Department of Pharmacology and Toxicology, Geisel School of Medicine at Dartmouth, Lebanon, NH 03756, USA; Norris Cotton Cancer Center, Geisel School of Medicine at Dartmouth, Lebanon, NH 03756, USA.
Department of Cell Biology, Harvard Medical School, Boston, MA 02115, USA.
Cell Chem Biol. 2017 Feb 16;24(2):218-230. doi: 10.1016/j.chembiol.2016.12.016. Epub 2017 Jan 26.

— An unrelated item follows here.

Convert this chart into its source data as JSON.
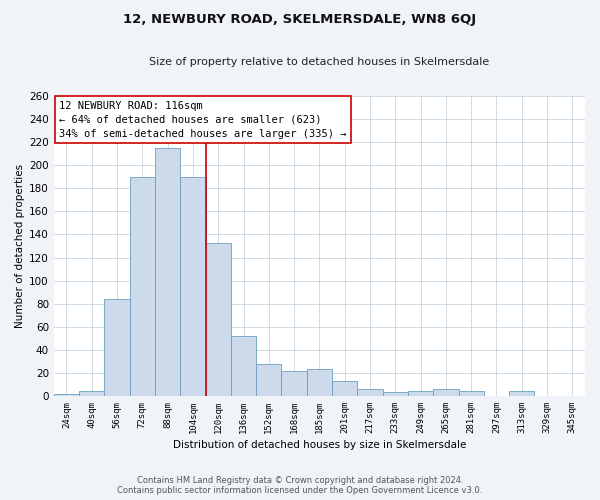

The proteasome inhibitors carfilzomib (Cfz) and bortezomib (Btz) are used successfully to treat multiple myeloma, but have not shown clinical efficacy in solid tumors. Here we show that clinically achievable inhibition of the β5 site of the proteasome by Cfz and Btz does not result in loss of viability of triple-negative breast cancer cell lines. We use site-specific inhibitors and CRISPR-mediated genetic inactivation of β1 and β2 to demonstrate that inhibiting a second site of the proteasome, particularly the β2 site, sensitizes cell lines to Btz and Cfz in vitro and in vivo. Inhibiting both β5 and β2 suppresses production of the soluble, active form of the transcription factor Nrf1 and prevents the recovery of proteasome activity through induction of new proteasomes. These findings provide a strong rationale for the development of dual β5 and β2 inhibitors for the treatment of solid tumors.
蛋白酶体抑制剂卡非佐米(Cfz)和硼替佐米(Btz)成功用于治疗多发性骨髓瘤,但在实体瘤中未显示出临床疗效。在这里,我们表明,通过 Cfz 和 Btz 对蛋白酶体β5 位点的临床可达到的抑制作用不会导致三阴性乳腺癌细胞系丧失活力。我们使用特异性抑制剂和 CRISPR 介导的β1 和β2 的基因失活来证明抑制蛋白酶体的第二个位点,特别是β2 位点,可使细胞系在体外和体内对 Btz 和 Cfz 敏感。抑制β5 和β2 均可抑制转录因子 Nrf1 的可溶性、活性形式的产生,并通过诱导新的蛋白酶体防止蛋白酶体活性的恢复。这些发现为开发用于治疗实体瘤的双重β5 和β2 抑制剂提供了强有力的依据。